Geothermal Plant

A way to make them balanced

Hello,

 

Geothermal source are from volcano, who sometime become eruptive.

It may be an interesting thing to play on this risk when investing on geothermal plant.

The risk rate should be really low (maybe about one or two eruption on ten game time), but increase with the number of geothermal spot on the map => that map is obviously more "volcanically active".

When triggered the plant may be destroy like be dynamite and unable to be repair before the eruption end.

 

You could also make the risk attractive, be increasing the power offered by the most unstable geothermal spot.

 

I think is more busyness accurate, take risk for more advantage but as there is risk you could have some annoying surprise.

 

Biokimist

3,397 views 4 replies
Reply #1 Top

Nice idea.

I think here might be random events: collapsing existing geothermal vents, generating new ones.

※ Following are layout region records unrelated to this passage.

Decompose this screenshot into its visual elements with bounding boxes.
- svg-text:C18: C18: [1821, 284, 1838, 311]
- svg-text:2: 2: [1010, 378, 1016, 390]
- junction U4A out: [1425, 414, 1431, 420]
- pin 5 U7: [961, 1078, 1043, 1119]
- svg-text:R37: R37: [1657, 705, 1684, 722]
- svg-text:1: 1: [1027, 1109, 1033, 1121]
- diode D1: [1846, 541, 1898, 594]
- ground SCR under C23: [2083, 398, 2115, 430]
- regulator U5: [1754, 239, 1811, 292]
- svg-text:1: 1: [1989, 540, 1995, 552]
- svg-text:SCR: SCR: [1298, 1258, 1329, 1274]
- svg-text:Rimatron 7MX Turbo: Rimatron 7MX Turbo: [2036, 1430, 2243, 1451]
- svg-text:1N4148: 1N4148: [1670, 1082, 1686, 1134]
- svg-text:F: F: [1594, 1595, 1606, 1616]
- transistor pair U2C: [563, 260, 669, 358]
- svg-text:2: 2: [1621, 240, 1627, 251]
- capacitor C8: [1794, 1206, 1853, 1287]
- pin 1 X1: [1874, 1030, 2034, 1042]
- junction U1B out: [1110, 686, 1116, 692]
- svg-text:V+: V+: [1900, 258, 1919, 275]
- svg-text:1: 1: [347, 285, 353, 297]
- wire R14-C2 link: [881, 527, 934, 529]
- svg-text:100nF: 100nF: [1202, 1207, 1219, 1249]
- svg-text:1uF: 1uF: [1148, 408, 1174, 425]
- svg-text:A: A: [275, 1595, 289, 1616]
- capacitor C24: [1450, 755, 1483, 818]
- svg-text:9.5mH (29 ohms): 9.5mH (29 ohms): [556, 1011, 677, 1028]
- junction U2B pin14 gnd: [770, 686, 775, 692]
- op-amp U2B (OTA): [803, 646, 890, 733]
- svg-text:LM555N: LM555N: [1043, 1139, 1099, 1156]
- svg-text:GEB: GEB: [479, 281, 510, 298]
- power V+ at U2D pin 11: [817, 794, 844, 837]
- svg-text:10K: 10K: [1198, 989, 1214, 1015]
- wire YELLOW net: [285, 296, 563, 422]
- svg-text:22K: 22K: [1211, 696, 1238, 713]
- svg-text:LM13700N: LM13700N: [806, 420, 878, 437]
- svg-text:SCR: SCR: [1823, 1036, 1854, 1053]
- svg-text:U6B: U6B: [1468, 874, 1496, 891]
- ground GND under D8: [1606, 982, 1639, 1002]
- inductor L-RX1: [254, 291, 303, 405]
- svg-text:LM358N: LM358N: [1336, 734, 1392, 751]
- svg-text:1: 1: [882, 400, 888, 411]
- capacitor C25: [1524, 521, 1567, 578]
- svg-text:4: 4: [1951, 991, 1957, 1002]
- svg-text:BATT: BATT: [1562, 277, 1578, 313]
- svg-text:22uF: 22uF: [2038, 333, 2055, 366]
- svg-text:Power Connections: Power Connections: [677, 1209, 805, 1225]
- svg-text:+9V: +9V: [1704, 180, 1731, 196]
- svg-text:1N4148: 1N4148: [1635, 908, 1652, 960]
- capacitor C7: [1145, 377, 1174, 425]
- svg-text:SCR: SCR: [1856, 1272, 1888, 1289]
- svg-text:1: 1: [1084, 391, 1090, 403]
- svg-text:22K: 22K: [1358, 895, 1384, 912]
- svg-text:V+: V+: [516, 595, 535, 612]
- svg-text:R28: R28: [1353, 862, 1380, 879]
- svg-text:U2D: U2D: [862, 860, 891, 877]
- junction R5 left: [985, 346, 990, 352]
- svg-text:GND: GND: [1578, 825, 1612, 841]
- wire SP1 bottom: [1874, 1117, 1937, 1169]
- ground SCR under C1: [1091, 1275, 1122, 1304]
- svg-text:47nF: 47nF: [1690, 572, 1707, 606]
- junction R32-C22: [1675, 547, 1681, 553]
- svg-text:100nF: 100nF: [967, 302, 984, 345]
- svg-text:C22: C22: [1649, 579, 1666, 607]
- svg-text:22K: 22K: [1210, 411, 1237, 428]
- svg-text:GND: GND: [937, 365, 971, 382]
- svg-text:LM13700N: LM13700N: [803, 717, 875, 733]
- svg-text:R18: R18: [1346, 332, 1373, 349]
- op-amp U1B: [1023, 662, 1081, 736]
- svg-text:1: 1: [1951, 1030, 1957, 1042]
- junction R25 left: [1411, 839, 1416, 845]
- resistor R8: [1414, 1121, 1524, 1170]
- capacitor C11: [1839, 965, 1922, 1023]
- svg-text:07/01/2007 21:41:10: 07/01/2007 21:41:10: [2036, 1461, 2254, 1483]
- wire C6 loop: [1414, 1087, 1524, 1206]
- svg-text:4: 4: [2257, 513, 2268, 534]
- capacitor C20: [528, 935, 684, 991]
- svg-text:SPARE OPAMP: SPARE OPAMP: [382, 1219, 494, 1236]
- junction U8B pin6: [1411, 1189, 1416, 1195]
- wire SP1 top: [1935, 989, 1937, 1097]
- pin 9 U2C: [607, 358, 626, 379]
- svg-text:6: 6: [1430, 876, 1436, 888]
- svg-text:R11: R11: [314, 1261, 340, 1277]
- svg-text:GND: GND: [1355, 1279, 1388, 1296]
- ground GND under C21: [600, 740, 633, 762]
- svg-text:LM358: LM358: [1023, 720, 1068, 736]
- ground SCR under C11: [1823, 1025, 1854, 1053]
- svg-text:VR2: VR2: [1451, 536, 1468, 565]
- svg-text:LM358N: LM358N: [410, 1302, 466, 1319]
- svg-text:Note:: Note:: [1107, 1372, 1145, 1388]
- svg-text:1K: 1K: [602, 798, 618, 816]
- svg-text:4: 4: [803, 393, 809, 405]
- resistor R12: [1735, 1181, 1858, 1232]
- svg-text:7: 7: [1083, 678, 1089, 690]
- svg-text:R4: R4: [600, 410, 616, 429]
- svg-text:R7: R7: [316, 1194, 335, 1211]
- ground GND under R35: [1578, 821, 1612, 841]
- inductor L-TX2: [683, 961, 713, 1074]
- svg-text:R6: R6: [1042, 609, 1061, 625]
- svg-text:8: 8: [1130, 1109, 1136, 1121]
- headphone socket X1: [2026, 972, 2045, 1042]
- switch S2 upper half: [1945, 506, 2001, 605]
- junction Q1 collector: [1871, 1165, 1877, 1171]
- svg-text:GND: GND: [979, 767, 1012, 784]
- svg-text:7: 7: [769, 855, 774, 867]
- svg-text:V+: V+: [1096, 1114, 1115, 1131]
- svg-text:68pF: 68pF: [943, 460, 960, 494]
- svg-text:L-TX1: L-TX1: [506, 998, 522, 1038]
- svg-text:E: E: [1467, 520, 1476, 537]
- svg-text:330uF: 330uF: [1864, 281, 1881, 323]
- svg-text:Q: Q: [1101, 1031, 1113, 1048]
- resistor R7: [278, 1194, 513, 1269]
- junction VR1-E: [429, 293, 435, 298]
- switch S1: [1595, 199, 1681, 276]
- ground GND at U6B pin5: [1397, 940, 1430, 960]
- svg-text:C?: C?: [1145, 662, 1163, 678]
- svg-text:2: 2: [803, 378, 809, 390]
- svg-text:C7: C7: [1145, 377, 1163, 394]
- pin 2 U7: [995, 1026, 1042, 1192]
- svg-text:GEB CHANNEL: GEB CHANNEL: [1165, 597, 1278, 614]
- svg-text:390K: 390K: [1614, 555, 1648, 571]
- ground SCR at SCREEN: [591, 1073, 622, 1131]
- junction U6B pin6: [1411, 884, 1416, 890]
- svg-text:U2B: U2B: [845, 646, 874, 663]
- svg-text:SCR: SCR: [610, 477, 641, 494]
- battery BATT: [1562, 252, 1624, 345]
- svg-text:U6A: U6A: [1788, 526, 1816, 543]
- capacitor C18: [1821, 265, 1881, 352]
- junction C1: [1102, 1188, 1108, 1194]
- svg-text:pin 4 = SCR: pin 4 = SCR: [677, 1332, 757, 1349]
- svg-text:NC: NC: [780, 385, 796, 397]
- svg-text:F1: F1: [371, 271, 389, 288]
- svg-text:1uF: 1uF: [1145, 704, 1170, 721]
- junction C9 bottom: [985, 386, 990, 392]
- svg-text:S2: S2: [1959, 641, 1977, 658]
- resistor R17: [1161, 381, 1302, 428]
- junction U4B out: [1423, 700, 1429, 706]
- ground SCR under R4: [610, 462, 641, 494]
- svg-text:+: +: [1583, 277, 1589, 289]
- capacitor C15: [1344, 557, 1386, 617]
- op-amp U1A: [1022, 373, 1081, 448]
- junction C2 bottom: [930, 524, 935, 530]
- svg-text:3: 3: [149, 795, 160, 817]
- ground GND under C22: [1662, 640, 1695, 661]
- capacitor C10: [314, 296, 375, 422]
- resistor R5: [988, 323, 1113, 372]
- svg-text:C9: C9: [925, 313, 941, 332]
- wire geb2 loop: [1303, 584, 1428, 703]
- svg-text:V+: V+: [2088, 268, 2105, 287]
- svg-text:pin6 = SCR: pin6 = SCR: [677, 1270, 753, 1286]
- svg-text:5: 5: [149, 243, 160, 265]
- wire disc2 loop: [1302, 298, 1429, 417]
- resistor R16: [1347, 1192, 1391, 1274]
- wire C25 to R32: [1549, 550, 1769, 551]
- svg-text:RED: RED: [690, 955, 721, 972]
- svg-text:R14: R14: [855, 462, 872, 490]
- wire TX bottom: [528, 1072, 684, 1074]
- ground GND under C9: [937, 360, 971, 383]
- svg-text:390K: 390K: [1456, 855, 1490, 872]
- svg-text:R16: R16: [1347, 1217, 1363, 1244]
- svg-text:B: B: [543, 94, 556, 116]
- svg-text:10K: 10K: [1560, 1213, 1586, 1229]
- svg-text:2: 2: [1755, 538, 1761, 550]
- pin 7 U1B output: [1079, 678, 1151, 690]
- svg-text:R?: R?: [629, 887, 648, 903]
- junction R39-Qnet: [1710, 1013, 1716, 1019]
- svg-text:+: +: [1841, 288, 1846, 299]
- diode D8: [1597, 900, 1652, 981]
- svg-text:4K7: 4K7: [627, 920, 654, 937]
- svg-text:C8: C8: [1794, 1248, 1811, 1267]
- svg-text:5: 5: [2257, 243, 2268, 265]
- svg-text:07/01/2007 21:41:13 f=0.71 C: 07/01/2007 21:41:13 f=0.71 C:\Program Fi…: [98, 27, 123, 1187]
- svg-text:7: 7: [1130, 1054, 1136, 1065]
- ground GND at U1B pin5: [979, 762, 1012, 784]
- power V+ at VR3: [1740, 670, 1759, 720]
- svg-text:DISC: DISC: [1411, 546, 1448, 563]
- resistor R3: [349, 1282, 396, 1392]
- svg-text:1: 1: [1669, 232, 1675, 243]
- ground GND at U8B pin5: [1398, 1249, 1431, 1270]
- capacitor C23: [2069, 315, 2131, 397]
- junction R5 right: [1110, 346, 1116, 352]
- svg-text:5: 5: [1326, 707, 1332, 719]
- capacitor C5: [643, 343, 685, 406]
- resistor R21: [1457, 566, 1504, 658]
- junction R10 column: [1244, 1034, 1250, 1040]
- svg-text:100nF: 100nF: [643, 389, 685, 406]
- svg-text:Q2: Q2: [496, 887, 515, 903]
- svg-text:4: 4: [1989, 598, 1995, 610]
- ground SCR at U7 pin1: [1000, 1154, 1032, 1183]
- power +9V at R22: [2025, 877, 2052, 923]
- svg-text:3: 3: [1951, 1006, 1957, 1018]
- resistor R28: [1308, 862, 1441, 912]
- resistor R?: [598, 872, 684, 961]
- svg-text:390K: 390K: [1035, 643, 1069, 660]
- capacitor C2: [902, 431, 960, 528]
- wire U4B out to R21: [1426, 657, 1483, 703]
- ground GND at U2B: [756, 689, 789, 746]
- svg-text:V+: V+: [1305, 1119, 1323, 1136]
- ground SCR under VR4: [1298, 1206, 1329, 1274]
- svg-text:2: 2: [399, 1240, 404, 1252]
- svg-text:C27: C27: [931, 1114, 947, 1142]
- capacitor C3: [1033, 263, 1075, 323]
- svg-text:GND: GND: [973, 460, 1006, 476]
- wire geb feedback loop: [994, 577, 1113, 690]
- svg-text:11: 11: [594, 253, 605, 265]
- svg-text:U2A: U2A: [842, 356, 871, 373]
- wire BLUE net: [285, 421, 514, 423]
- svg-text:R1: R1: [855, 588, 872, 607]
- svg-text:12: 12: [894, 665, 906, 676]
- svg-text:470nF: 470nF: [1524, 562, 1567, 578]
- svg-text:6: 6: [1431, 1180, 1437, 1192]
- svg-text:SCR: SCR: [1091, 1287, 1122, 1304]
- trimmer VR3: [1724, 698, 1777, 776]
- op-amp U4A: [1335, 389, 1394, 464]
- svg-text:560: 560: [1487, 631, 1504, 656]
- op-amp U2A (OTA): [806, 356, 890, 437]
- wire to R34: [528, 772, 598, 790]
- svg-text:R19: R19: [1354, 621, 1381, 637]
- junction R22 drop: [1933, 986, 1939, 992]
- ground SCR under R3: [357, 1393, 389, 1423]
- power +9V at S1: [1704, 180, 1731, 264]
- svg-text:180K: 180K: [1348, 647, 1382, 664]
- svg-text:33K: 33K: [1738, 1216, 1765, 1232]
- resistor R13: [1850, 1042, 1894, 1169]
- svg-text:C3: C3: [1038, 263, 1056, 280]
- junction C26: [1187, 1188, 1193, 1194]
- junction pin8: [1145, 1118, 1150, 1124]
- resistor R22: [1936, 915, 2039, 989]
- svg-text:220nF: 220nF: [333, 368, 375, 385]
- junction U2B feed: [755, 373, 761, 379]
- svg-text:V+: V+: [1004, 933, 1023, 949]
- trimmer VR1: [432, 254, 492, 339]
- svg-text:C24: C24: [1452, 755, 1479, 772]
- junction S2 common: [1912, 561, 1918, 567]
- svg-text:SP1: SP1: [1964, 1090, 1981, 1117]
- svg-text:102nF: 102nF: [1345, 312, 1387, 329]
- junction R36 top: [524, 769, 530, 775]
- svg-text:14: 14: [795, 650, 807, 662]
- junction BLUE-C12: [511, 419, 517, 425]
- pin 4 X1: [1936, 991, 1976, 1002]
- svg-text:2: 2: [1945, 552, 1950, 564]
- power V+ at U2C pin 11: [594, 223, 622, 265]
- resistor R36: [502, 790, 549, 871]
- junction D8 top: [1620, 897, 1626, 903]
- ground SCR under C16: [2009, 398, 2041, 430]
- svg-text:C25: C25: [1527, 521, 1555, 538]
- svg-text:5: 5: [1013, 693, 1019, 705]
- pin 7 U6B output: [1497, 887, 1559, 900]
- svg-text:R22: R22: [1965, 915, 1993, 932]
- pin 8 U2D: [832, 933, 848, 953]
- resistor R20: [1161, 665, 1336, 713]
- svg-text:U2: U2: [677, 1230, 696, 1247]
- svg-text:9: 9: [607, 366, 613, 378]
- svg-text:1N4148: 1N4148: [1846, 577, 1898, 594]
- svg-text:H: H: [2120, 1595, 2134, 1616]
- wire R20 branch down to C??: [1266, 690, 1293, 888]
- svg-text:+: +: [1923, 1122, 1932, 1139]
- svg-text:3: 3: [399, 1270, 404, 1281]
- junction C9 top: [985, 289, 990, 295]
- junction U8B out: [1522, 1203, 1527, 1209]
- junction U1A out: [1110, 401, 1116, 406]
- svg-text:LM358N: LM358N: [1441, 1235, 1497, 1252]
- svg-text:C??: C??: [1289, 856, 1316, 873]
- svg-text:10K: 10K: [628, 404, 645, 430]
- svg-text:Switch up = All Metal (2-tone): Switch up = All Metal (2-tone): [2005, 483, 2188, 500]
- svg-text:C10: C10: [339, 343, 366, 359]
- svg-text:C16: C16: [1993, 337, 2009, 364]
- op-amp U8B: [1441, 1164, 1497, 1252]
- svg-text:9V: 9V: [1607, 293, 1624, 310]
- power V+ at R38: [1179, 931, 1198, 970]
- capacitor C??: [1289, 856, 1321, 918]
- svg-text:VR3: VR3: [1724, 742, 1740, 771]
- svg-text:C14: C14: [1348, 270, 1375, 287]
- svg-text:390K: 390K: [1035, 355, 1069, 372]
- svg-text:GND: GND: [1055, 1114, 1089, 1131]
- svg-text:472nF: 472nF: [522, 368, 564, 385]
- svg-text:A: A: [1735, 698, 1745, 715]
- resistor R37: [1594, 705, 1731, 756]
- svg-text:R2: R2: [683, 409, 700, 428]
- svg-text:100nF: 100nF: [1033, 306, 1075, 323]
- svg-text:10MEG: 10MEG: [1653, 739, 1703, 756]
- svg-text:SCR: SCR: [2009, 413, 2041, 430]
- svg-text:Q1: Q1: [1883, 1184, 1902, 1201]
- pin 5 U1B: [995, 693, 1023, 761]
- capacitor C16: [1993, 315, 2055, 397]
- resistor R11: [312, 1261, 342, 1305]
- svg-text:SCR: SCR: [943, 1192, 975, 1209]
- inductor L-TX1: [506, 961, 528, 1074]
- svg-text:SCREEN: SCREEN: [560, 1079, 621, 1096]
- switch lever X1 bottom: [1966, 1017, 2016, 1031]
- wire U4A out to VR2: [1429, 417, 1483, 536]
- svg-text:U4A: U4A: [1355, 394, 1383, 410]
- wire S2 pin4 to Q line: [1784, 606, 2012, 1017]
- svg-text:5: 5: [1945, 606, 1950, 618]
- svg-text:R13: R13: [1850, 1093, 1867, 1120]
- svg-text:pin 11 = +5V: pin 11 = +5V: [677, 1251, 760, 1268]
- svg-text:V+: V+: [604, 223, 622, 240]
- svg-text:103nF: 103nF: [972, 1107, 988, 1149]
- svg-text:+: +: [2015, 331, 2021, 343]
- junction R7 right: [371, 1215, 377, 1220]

It might be new event(s) or part of marsquake.

Reply #2 Top

I don't like this idea. It seems like it would place too much importance on a random event. If you're lucky, you get a big advantage; if you're unlucky, you get screwed. In a strategy game, a risky move should be one that exposes you to potential punishment from other players' actions, not from a roll of the dice.

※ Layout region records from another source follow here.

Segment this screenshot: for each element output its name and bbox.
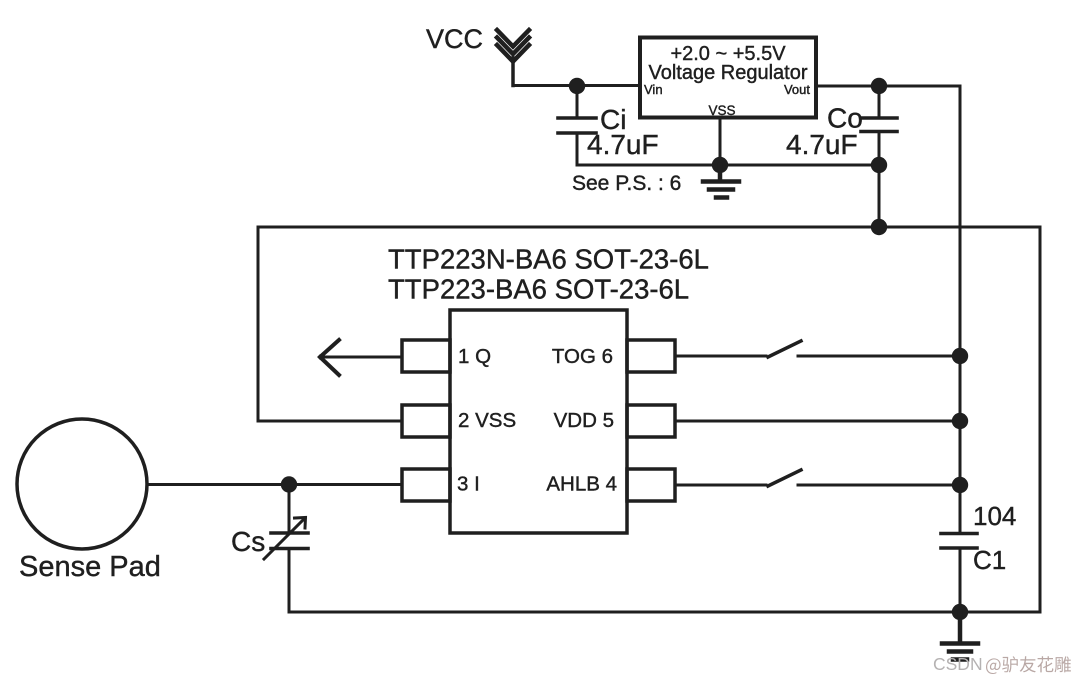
wire sense pad to pin 3 I [147,483,402,486]
label Sense Pad [19,551,161,583]
wire switch to VDD rail (TOG) [798,355,960,358]
IC U1 TTP223 body [450,310,627,533]
svg-text:VSS: VSS [708,103,735,118]
pin box 5 VDD [627,405,675,437]
pin label VDD 5 [554,409,614,432]
junction node TOG-rail [952,348,968,364]
wire VDD pin to rail [675,420,960,423]
pin box 3 I [402,469,450,501]
switch S2 (AHLB) blade [768,470,801,486]
title label TTP223-BA6 SOT-23-6L [388,274,689,305]
capacitor C1 [941,534,977,613]
voltage regulator U2 [640,38,816,118]
label C1 [973,545,1006,575]
junction node Co bottom [871,157,887,173]
pin label 3 I [457,473,480,496]
wire TOG to switch [675,355,766,358]
svg-text:VDD 5: VDD 5 [554,409,614,432]
wire AHLB to switch [675,484,766,487]
wire VSS loop right rail [1039,227,1042,612]
capacitor Cs (variable) [271,485,308,613]
label Cs [231,526,265,557]
svg-text:AHLB 4: AHLB 4 [546,473,617,496]
svg-text:3 I: 3 I [457,473,480,496]
pin box 6 TOG [627,340,675,372]
svg-text:VCC: VCC [426,24,483,54]
wire VCC to Vin [513,84,640,87]
svg-text:TTP223-BA6 SOT-23-6L: TTP223-BA6 SOT-23-6L [388,274,689,305]
pin label 2 VSS [458,409,516,432]
wire VSS loop left rail [257,227,260,421]
wire VDD rail vertical [959,86,962,534]
pin label TOG 6 [552,345,613,368]
junction node VSS loop top [871,219,887,235]
title label TTP223N-BA6 SOT-23-6L [388,244,709,275]
output arrow on Q [320,340,339,375]
switch S1 (TOG) blade [768,341,801,357]
svg-text:104: 104 [973,501,1016,531]
sense pad electrode [17,419,147,549]
wire VSS loop top [258,226,1040,229]
watermark CSDN @驴友花雕 [933,654,1071,674]
ground (bottom right) [942,612,978,660]
variable arrow of Cs [264,518,306,560]
junction node Co top [871,78,887,94]
net label VCC [426,24,483,54]
svg-text:TTP223N-BA6 SOT-23-6L: TTP223N-BA6 SOT-23-6L [388,244,709,275]
svg-text:Voltage Regulator: Voltage Regulator [648,62,807,84]
svg-text:Cs: Cs [231,526,265,557]
junction node Ci top [569,78,585,94]
pin box 4 AHLB [627,469,675,501]
value label 4.7uF (Ci) [587,129,659,160]
label Ci [600,104,626,135]
note See P.S. : 6 [572,172,681,195]
svg-text:CSDN: CSDN [933,654,983,674]
pin label AHLB 4 [546,473,617,496]
svg-text:4.7uF: 4.7uF [786,129,858,160]
svg-text:1 Q: 1 Q [458,345,491,368]
svg-text:2 VSS: 2 VSS [458,409,516,432]
wire Ci bottom to Co bottom (VSS net) [577,164,879,167]
svg-text:4.7uF: 4.7uF [587,129,659,160]
power symbol VCC (triple chevron) [497,30,529,86]
capacitor Co [861,86,897,227]
junction node C1 bottom [952,604,968,620]
wire bottom ground net [289,611,1040,614]
ground (below regulator VSS) [703,165,739,198]
junction node Cs top [281,476,297,492]
junction node VSS [712,157,728,173]
label Co [827,103,863,134]
pin box 2 VSS [402,405,450,437]
svg-text:Vin: Vin [644,82,663,97]
svg-text:Sense Pad: Sense Pad [19,551,161,583]
value label 4.7uF (Co) [786,129,858,160]
capacitor Ci [558,86,596,165]
wire pin2 VSS [258,420,402,423]
pin label 1 Q [458,345,491,368]
value label 104 [973,501,1016,531]
pin box 1 Q [402,340,450,372]
junction node VDD-rail [952,413,968,429]
junction node AHLB-rail [952,477,968,493]
wire switch to VDD rail (AHLB) [798,484,960,487]
wire Q output [324,356,402,359]
wire Vout to right rail [816,85,960,88]
pin wire VSS of regulator [719,118,722,166]
svg-text:Vout: Vout [784,82,810,97]
svg-text:C1: C1 [973,545,1006,575]
svg-text:TOG 6: TOG 6 [552,345,613,368]
svg-text:See P.S. : 6: See P.S. : 6 [572,172,681,195]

OTC does have random events, like Marsquakes and duststorms. But they mostly are things that players have to react to, not things that they can prepare for in hopes of getting lucky. That's the right approach. This volcano idea is different. There's no reacting to changing circumstances; instead, you just build geothermals and then either win if you get lucky and lose if you get unlucky. Or, you don't build geothermals, and lose if the guy who did build them gets lucky and win if he gets unlucky.

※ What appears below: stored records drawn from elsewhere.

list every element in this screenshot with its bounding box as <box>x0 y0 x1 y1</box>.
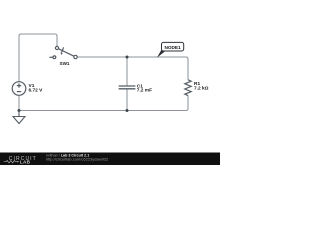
node NODE1 flag tail <box>157 50 166 58</box>
resistor R1 <box>185 80 191 96</box>
footer CircuitLab logo: arrow joint <box>17 161 19 163</box>
svg-text:http://circuitlab.com/c6223yda: http://circuitlab.com/c6223ydaw922 <box>46 156 109 161</box>
footer bar <box>0 153 220 166</box>
junction node at capacitor bottom <box>126 109 129 112</box>
junction node at capacitor top <box>126 56 129 59</box>
switch SW1 <box>49 46 77 58</box>
junction node at ground <box>18 109 21 112</box>
svg-text:SW1: SW1 <box>60 61 70 66</box>
wire: capacitor top branch <box>126 57 128 86</box>
wire: capacitor bottom branch <box>126 89 128 111</box>
node NODE1 flag box <box>162 42 184 51</box>
ground <box>13 111 25 124</box>
wire: top-left vertical from corner to V1 <box>19 34 21 82</box>
svg-text:7.2 mF: 7.2 mF <box>137 88 152 94</box>
wire: switch output to top-right corner <box>77 57 188 80</box>
wire: V1 bottom to ground junction <box>18 95 20 110</box>
svg-text:6.72 V: 6.72 V <box>29 88 44 94</box>
wire: top horizontal to switch drop <box>21 34 57 46</box>
svg-text:NODE1: NODE1 <box>165 45 182 50</box>
svg-text:LAB: LAB <box>20 159 31 164</box>
capacitor C1 <box>119 86 136 89</box>
svg-text:7.2 kΩ: 7.2 kΩ <box>194 86 209 92</box>
footer CircuitLab logo: resistor squiggle <box>4 161 17 163</box>
wire: bottom horizontal rail <box>19 96 188 111</box>
switch actuator arrowhead <box>60 52 62 55</box>
voltage source V1 <box>12 82 26 96</box>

Here's an alternate idea: Geothermals get damaged over time due to seismic / volcanic activity, either at a constant rate (possibly randomized per map) or in a series of small, intermittent, frequent bursts. The damage manifests as requiring water as an input to the plant's operation. It starts off small, requiring 0.1 or 0.05 water to make 1 power, but it builds up over time. The plant can be repaired at any time, just like a destroyed facility can be, and for the same cost in resources and downtime. Depending on the how damaged the plant is, and depending on the relative prices of power and water, the plant might become unprofitable to operate. Players with geothermals would have to react to the intermittent accumulation of damage by monitoring the damage, monitoring the relative prices of power and water, deciding if and when to shut down the plant, and deciding if and when to begin repairs.

 

Reply #3 Top

Strictly speaking, Mars has no hot core nor floating bowels. And here are no marsquakes nor geothermals.

 

Reply #4 Top

Why not have geothermal vents vary in energy? Instead of +2, why not have +2 and up..and the higher, the more likely they are go blow up.

Risk vs. reward...you could even have an infra-red overlay to see where these "hot spots" were.